This repository contains a Streamlit application for keyword spotting using deep learning. The application recognizes specific keywords from audio inputs, utilizing a pre-trained model that we trained using TensorFlow to make predictions from recorded or uploaded audio files.
You can use this model through this streamlit app https://speechkeywordspotting-lxtnkkvezjmbhsxunkk72a.streamlit.app/ or can run it locally following the steps given below.
- Audio Input Options: Users can either upload a
.wav
audio file or record their voice directly within the app. - Prediction Visualization: The app displays the predicted keyword probabilities, the audio waveform, and the spectrogram of the audio signal.

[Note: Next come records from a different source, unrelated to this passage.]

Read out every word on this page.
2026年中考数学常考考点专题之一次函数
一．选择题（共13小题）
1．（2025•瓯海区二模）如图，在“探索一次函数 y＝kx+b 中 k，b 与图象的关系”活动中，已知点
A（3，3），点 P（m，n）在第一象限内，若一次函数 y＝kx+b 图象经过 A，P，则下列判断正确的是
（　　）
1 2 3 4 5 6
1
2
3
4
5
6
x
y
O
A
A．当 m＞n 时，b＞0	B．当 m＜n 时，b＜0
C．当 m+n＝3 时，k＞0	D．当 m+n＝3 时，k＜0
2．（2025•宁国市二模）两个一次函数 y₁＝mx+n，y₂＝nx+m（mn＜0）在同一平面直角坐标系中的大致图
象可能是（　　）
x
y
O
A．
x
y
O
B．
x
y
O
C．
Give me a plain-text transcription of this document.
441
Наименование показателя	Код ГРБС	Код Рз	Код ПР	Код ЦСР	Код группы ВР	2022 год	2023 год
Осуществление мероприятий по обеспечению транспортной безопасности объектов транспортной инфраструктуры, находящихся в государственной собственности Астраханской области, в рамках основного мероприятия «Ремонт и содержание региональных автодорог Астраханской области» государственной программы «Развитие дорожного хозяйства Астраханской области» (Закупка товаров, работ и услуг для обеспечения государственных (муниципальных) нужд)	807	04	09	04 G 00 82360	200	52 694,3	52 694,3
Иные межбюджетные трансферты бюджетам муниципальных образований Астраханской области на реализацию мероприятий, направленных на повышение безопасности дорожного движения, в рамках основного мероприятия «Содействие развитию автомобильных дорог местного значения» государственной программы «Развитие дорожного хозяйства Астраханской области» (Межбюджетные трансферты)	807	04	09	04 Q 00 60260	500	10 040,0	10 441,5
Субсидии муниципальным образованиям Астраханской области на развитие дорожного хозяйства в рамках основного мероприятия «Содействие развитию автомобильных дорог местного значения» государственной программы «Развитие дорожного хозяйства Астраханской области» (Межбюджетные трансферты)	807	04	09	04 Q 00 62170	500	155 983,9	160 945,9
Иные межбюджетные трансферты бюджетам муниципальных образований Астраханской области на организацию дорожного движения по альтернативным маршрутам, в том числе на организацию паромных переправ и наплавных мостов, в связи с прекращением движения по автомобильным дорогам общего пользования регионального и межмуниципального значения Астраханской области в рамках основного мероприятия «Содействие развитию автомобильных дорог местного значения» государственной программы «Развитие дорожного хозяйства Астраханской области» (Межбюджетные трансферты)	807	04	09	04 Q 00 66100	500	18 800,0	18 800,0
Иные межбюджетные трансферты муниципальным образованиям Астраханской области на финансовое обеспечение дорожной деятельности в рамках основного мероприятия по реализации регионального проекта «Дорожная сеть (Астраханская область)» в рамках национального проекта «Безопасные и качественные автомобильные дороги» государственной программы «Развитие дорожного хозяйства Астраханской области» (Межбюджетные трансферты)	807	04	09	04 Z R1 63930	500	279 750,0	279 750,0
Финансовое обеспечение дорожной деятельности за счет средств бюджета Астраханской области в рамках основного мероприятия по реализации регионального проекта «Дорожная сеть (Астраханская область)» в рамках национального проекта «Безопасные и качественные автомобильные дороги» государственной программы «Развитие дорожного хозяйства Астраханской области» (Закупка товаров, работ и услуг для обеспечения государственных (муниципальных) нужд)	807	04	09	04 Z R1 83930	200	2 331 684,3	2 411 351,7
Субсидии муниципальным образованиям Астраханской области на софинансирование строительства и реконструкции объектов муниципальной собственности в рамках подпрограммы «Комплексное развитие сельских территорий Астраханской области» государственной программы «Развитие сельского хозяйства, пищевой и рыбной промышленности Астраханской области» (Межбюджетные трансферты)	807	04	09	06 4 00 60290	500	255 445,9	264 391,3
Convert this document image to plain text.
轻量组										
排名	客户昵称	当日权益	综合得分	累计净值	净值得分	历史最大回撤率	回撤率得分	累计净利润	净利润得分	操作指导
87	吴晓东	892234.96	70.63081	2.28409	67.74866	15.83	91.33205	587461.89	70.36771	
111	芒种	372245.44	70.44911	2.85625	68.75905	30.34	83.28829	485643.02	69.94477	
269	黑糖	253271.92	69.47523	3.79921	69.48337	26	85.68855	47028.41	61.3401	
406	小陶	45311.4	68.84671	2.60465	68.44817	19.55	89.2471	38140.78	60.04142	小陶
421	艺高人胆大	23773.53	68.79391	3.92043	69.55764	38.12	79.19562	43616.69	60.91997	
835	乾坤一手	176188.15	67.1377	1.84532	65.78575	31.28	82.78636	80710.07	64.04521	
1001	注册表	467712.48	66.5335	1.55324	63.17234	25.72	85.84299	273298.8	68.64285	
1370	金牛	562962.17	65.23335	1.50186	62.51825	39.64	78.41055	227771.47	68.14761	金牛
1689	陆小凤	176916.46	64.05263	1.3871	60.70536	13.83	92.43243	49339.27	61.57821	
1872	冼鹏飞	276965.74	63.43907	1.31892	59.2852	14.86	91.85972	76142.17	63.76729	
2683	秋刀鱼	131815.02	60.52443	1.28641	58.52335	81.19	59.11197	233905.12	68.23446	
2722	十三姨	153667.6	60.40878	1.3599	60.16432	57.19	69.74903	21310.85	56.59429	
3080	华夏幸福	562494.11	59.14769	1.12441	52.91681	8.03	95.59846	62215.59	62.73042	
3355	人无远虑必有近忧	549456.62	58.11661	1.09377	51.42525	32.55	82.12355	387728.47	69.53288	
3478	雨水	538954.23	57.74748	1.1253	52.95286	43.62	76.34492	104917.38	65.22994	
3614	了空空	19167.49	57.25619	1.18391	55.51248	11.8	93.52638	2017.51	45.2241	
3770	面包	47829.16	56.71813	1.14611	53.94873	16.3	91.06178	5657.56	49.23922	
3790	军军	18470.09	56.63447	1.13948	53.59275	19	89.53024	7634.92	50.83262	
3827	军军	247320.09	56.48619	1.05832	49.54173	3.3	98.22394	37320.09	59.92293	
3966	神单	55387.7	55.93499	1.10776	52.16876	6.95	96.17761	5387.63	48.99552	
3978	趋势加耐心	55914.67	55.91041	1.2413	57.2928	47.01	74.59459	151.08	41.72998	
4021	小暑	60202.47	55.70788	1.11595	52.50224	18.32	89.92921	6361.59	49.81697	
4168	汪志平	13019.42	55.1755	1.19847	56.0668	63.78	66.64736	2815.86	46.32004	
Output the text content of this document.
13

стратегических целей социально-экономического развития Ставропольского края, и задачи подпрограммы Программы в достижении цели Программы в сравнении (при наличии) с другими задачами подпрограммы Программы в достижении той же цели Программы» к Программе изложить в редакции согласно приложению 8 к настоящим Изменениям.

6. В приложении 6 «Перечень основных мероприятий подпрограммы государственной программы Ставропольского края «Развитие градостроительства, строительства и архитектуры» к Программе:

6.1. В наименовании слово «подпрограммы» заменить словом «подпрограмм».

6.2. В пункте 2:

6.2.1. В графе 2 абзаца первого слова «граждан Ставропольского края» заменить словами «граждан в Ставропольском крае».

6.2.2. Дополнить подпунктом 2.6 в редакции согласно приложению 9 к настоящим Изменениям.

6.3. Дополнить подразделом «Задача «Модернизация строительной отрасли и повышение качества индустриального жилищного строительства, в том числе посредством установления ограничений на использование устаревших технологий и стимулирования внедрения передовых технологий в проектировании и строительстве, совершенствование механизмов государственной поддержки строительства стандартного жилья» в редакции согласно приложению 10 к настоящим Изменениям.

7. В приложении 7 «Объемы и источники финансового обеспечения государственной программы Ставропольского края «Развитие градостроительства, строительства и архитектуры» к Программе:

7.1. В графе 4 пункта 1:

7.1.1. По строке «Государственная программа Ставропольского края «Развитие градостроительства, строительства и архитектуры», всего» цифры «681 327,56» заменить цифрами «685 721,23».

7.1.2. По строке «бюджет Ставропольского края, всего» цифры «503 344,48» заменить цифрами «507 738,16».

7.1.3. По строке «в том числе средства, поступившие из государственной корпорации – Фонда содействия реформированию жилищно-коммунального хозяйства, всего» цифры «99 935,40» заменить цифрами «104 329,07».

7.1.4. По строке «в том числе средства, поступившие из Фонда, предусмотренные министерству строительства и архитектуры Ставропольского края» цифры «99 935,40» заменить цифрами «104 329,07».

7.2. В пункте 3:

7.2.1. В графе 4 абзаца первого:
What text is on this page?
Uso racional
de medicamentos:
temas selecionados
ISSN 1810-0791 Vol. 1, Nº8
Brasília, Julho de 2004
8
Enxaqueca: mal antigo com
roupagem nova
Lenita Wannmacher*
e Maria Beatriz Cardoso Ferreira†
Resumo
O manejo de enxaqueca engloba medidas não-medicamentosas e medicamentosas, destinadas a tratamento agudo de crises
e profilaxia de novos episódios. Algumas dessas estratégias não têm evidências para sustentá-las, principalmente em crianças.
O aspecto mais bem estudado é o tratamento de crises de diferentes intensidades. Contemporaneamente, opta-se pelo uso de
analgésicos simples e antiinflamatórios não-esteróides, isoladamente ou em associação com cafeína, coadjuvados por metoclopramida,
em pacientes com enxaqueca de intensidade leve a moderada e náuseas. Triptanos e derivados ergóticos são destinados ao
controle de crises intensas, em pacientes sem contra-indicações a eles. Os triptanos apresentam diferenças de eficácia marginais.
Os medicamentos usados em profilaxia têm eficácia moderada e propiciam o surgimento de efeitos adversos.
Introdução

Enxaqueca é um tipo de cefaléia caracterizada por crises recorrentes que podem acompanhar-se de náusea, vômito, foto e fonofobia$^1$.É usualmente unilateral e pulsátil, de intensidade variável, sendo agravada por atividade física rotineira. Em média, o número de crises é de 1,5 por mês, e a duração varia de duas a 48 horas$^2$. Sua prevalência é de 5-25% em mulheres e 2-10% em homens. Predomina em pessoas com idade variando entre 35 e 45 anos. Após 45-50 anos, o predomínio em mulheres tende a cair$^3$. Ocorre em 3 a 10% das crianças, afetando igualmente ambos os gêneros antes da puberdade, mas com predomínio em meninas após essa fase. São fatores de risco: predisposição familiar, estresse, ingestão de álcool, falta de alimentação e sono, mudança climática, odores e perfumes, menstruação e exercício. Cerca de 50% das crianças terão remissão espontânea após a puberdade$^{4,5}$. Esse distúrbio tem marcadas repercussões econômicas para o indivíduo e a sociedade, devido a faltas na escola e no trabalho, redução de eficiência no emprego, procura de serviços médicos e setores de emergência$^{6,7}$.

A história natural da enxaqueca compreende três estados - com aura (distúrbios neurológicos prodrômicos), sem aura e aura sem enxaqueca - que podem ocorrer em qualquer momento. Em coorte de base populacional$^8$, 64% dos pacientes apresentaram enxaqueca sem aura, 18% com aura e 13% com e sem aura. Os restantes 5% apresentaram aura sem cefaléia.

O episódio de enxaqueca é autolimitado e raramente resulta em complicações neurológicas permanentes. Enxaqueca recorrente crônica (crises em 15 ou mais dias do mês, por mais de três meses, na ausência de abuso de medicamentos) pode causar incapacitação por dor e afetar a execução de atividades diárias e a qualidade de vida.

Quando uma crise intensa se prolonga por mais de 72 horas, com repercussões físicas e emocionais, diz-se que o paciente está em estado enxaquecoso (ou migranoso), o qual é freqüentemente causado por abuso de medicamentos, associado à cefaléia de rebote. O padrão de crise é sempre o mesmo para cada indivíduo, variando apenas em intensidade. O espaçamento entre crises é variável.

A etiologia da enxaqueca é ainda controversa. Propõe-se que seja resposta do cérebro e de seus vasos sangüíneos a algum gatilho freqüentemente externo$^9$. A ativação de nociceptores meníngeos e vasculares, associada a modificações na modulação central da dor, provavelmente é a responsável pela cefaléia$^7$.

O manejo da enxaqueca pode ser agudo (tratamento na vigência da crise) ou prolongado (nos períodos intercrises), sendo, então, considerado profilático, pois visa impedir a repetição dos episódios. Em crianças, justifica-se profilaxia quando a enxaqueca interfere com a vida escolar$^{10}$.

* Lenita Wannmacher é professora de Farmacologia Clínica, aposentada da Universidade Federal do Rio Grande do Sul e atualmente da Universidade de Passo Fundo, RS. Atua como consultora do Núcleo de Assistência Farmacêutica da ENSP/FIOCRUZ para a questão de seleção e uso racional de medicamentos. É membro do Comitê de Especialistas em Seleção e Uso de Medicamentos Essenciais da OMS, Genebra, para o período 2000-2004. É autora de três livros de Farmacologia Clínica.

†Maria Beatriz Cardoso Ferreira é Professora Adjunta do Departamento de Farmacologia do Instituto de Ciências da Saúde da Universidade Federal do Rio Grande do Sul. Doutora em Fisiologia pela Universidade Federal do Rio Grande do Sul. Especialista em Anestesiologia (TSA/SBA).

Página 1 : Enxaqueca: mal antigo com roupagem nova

- Model: Uses a TensorFlow model that we trained to recognize keywords including "down," "go," "left," "no," "right," "stop," "up," and "yes."
-
Create and activate a virtual environment (optional but recommended):
python -m venv venv source venv/bin/activate # On Windows, use `venv\Scripts\activate`
-
Install the required packages:
pip install -r requirements.txt
-
Run the Streamlit application:
streamlit run app.py
-
Open your web browser and go to
http://localhost:8501
.
Choose between uploading an audio file or recording your voice:
- Upload Audio: Click on "Upload Audio" in the sidebar and upload a
.wav
file. - Record Audio: Click on "Record Audio" in the sidebar and record your voice.
Once the audio is processed, view the following results:
- Recorded Audio: Listen to the audio you provided.
- Prediction Results: View a bar chart of the predicted keyword probabilities.
- Audio Waveform: See the waveform of the audio signal.
- Spectrogram: Visualize the spectrogram of the audio signal.